Mai. Nel settore in cui lavoro c'è un alto rispetto per le donne. Quello che fa la differenza non è tanto il sesso, quanto la competenza. Adoro il mio lavoro. E questo forse spiega perché riesco così bene.

Ciò non toglie che in molti paesi musulmani le donne siano pesantemente discriminate...
La religione c'entra relativamente. È un fatto culturale. Guardi al mio paese, la Malesia, che è ufficialmente uno stato islamico. A capo della banca centrale e dell'autorità di vigilanza del mercato ci sono due donne. Le leggi che oggi discriminano le donne in molti stati islamici non hanno alcun fondamento religioso. Sono retaggi culturali del passato e come tali, occorre disfarsene.

Ha solo 35 anni ma è già una delle donne più potenti della finanza globale. Come è arrivata fino a qui?
Ho sempre studiato molto, fin da bambina. Nel 1994, grazie ad alcuni riconoscimenti e premi in campo accademico ho ottenuto una borsa di studio per iscrivermia alla facoltà di legge dell'università di Nottingham, in Gran Bretagna. Qui mi sono laureata tre anni dopo e sono tornata in Malesia, Fin dalle mie prime esperienze ho avuto modo di conoscere gli strumenti della finanza islamica. Lo studio per cui ho lavorato (Messrs Mohamed islamic & Co), ai tempi era l'unico a trattare questi prodotti. Nel 2005 sono tornata in Gran Bretagna a lavorare per Dar Al Istihmar. Nel 2007 il mio trasferimento alla BmB islamic con il ruolo di semplice consulente. Oggi sono a capo della sezione project management.

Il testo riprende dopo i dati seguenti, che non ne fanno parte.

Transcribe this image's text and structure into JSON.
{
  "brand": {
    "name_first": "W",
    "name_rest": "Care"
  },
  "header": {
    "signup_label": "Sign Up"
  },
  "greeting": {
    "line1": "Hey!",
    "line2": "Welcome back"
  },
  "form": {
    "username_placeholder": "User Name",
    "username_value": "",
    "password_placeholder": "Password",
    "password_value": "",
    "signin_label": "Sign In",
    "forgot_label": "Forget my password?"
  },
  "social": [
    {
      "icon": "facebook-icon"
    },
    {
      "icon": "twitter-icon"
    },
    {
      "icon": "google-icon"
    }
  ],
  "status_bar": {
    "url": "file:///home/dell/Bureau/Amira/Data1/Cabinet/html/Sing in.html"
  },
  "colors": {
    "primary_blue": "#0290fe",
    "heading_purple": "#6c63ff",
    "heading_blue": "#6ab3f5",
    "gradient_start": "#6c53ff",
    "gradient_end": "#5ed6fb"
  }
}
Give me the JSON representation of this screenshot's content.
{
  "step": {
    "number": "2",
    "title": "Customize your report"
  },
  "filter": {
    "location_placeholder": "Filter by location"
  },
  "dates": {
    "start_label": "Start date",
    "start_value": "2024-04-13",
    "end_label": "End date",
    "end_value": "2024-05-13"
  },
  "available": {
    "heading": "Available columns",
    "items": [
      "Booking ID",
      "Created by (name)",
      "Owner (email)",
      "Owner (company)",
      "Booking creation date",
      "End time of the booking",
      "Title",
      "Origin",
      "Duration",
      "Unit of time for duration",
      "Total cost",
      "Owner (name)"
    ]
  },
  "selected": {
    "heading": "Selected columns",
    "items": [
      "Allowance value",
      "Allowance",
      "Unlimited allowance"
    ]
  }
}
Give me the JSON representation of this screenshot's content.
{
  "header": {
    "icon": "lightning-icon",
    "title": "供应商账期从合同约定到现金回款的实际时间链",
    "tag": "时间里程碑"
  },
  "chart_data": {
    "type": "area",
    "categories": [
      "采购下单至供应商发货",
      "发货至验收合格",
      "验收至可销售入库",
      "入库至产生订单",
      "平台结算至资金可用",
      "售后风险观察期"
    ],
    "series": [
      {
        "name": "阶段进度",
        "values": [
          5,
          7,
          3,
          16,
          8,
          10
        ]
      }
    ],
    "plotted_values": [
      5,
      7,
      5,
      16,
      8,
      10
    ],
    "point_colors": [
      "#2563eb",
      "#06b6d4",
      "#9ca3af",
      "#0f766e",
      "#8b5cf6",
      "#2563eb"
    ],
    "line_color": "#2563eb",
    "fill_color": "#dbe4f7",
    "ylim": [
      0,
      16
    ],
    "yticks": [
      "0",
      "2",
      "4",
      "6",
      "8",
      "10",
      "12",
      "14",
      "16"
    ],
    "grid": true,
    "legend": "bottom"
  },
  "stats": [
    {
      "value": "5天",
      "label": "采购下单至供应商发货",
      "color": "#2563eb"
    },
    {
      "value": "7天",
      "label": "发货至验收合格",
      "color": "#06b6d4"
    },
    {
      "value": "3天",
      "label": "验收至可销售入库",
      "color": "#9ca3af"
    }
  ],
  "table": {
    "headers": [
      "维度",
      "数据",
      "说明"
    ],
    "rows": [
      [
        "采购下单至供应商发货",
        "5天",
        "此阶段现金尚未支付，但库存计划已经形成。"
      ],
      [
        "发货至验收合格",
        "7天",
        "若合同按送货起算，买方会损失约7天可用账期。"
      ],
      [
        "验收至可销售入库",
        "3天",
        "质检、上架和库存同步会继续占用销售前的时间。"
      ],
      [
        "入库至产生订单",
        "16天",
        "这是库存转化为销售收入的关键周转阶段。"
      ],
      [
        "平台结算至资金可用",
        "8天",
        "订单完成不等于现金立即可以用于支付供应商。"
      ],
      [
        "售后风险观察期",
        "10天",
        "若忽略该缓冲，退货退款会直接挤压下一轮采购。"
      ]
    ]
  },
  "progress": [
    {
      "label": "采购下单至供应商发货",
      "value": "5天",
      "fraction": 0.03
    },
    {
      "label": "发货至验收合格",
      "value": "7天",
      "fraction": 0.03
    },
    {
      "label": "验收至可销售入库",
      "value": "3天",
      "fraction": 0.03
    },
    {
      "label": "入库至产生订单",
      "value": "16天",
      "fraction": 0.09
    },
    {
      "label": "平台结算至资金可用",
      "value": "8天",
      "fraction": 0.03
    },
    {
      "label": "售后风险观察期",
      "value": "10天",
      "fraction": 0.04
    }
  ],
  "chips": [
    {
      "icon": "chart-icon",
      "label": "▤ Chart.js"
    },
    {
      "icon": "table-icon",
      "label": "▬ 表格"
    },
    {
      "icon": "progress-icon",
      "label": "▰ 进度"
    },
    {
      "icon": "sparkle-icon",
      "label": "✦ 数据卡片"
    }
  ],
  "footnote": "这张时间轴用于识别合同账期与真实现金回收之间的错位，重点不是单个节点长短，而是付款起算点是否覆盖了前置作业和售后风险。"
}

La finanza islamica continua a crescere (secondo la banca State Street, negli ultimi sei anni il business è cresciuto del 20%). Il settore ha attraversato senza eccessivi pesanti contraccolpi la crisi globale. Perché secondo lei?
Penso che nessuno abbia realmente potuto dirsi al riparo dalle conseguenze di una crisi di tale portata. È indubbio però che le peculiarità del nostro modello di business ci abbiano aiutato. I detami stringenti del Corano impediscono di «creare denaro dal denaro» e di chiedere interessi. Per questo il nostro settore non ha subito le degenerazioni che abbiamo visto in tutto il mondo nella finanza derivata. Penso che questo sia un punto di partenza per crescere ancora di più e guadagnare quote di mercato.